L’ancienne ministre française et présidente de l’Association France-Algérie, Ségolène Royal, a évoqué longuement la relation algéro-française. Dans un entretien accordé à l’émission Les Zinformés sur la Radio Beur FM, Ségolène Royal a dévoilé la condition du président Abdelmadjid Tebboune pour recevoir des ministres français.
Elle a affirmé le président Abdelmadjid Tebboune lui avait indiqué être disposé à recevoir des ministres français, à condition que ceux-ci ne viennent pas dans une logique de pression.
Mme Royal a affirmé qu’« On a affaire à un État souverain », soulignant que la diplomatie commence là : dans le respect de l’autre partie.
L’intervenante a estimé que le ministre français de la Justice, Gérald Darmanin revient d’Alger avec un discours d’apaisement. « J’avais l’impression que c’était du Ségolène dans le texte», estime-t-elle.
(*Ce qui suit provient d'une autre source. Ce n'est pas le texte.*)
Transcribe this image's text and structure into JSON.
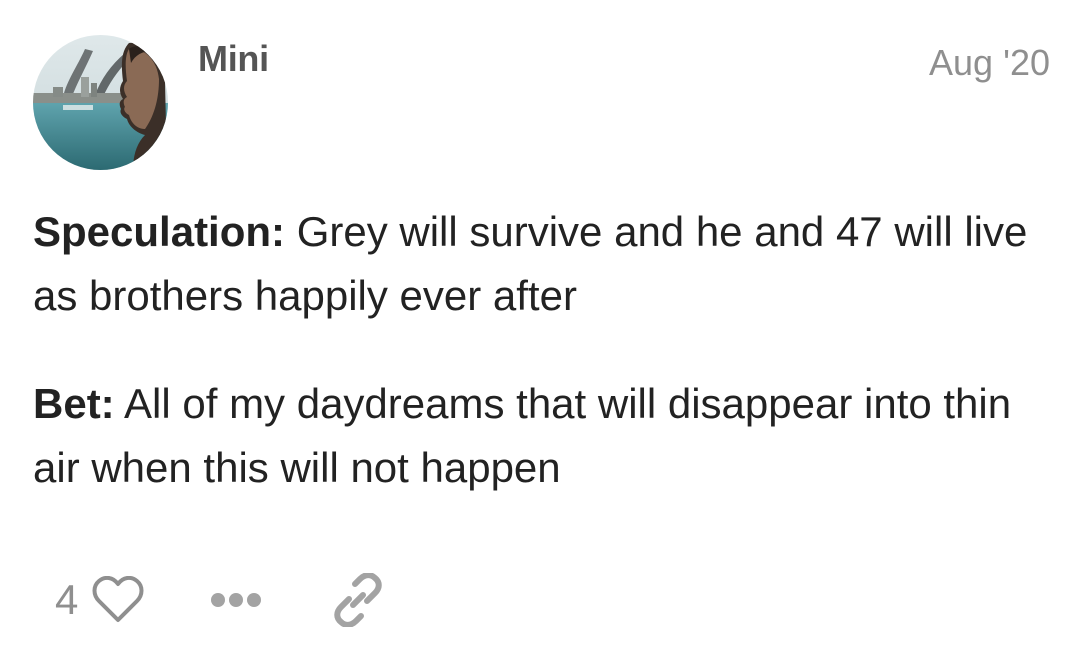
{
  "post": {
    "author": {
      "username": "Mini",
      "avatar_icon": "avatar-image"
    },
    "date": "Aug '20",
    "paragraphs": [
      {
        "label": "Speculation:",
        "text": " Grey will survive and he and 47 will live as brothers happily ever after"
      },
      {
        "label": "Bet:",
        "text": " All of my daydreams that will disappear into thin air when this will not happen"
      }
    ],
    "actions": {
      "like_count": "4",
      "like_icon": "heart-icon",
      "more_icon": "more-icon",
      "link_icon": "link-icon"
    },
    "colors": {
      "muted": "#8f8f8f",
      "text": "#222222",
      "username": "#555555"
    }
  }
}
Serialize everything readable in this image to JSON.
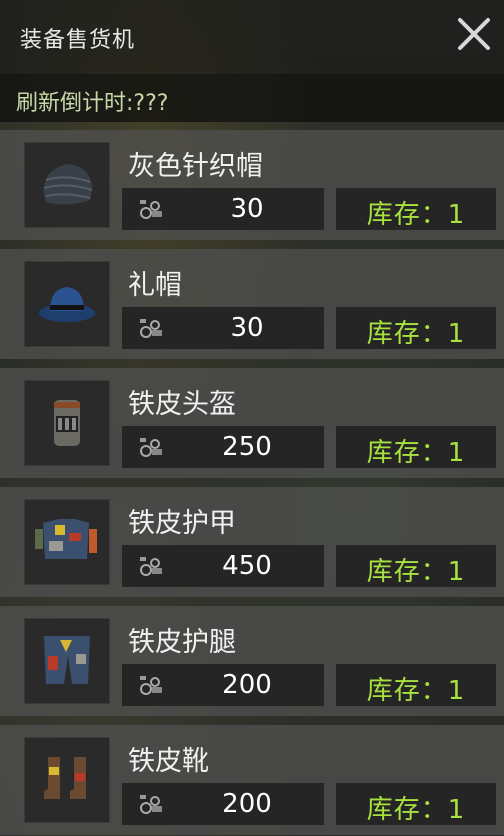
{
  "header": {
    "title": "装备售货机",
    "close_icon": "close-icon"
  },
  "timer": {
    "label": "刷新倒计时:???"
  },
  "colors": {
    "stock_text": "#a9e23f",
    "price_text": "#ffffff",
    "timer_text": "#c8d8a8"
  },
  "items": [
    {
      "name": "灰色针织帽",
      "icon": "knit-hat-icon",
      "currency_icon": "scrap-metal-icon",
      "price": "30",
      "stock": "库存：1"
    },
    {
      "name": "礼帽",
      "icon": "fedora-hat-icon",
      "currency_icon": "scrap-metal-icon",
      "price": "30",
      "stock": "库存：1"
    },
    {
      "name": "铁皮头盔",
      "icon": "metal-helmet-icon",
      "currency_icon": "scrap-metal-icon",
      "price": "250",
      "stock": "库存：1"
    },
    {
      "name": "铁皮护甲",
      "icon": "metal-armor-icon",
      "currency_icon": "scrap-metal-icon",
      "price": "450",
      "stock": "库存：1"
    },
    {
      "name": "铁皮护腿",
      "icon": "metal-leggings-icon",
      "currency_icon": "scrap-metal-icon",
      "price": "200",
      "stock": "库存：1"
    },
    {
      "name": "铁皮靴",
      "icon": "metal-boots-icon",
      "currency_icon": "scrap-metal-icon",
      "price": "200",
      "stock": "库存：1"
    }
  ]
}
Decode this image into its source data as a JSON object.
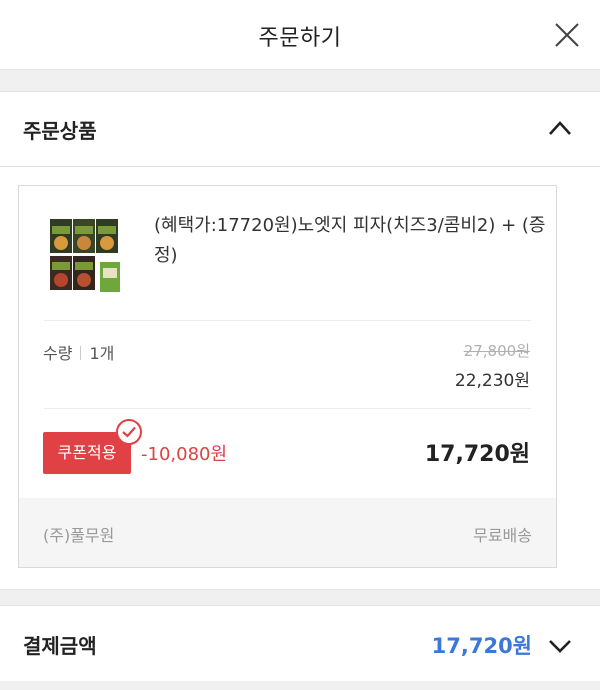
{
  "header": {
    "title": "주문하기"
  },
  "order_section": {
    "title": "주문상품"
  },
  "product": {
    "name": "(혜택가:17720원)노엣지 피자(치즈3/콤비2) + (증정)",
    "quantity_label": "수량",
    "quantity_value": "1개",
    "original_price": "27,800원",
    "sale_price": "22,230원",
    "coupon_button_label": "쿠폰적용",
    "coupon_discount": "-10,080원",
    "final_price": "17,720원",
    "seller": "(주)풀무원",
    "shipping": "무료배송"
  },
  "payment": {
    "title": "결제금액",
    "amount": "17,720원"
  },
  "colors": {
    "accent_red": "#df4144",
    "accent_blue": "#3b78d8"
  }
}
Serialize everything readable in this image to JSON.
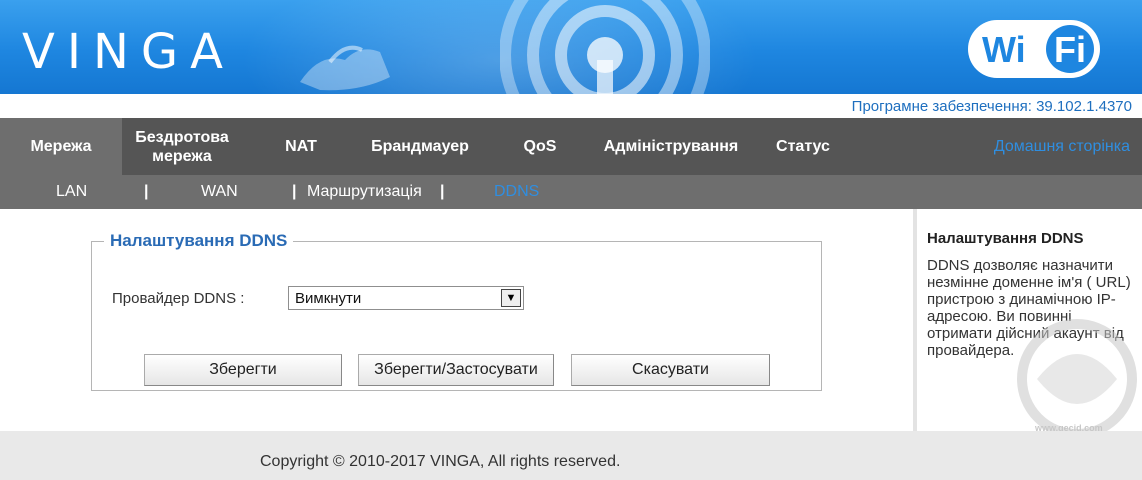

Et d’ajouter : « Ils ont répété mot à mot ce que j’avais dit sur place aux médias algériens. »
La relation algéro-française s’améliore
« Oui, on peut dire que ça s’améliore », a indiqué Ségolène Royal à propos de la relation algéro-française, estimant toutefois que le lien reste fragile.
Elle rappelle avoir défendu depuis janvier une méthode simple : cesser de parler à l’Algérie comme si elle devait d’abord répondre à des injonctions françaises.
Ségolène Royal a révélé aussi ce qu’elle a conseillé au ministre français de l’Intérieur, Laurent Nuñez, après sa visite en Algérie.
De retour d’un déplacement à Alger, Ségolène Royal raconte avoir été sollicitée pour le locataire Place Beauvau et expliquer comment reprendre contact avec les autorités algériennes. L’entretien dure une heure, en tête-à-tête. Elle dit alors avoir formulé un conseil très direct : aller en Algérie sans poser de conditions préalables.
« J’ai découvert en Algérie une réalité trop peu racontée en France »
Ségolène Royal est revenue sur sa visite en Algérie qu’elle a effectuée en janvier 2026. Dans ses visites sur le terrain en Algérie, Mme Royal a affirmé avoir découvert une réalité trop peu racontée en France : « des écoles d’ingénieurs de haut niveau, des formations en intelligence artificielle, des entreprises pharmaceutiques performantes, des cadres jeunes, souvent brillants, et de nombreuses femmes en responsabilité ».
« Ce qu’elle retient surtout, c’est le décalage entre cette vitalité et le récit français dominant. Les entreprises rencontrées sur place lui expliquent que leurs cadres sont souvent de jeunes diplômés algériens très qualifiés. Mais beaucoup regardent désormais vers le Canada ou d’autres horizons, en partie à cause des difficultés de visas avec la France », a-t-elle déploré.
Ségolène Royal a estimé que « c’est un gâchis stratégique. La France a besoin de ces liens. L’Algérie aussi ». « (…) on a besoin les uns des autres », a-t-elle ajouté.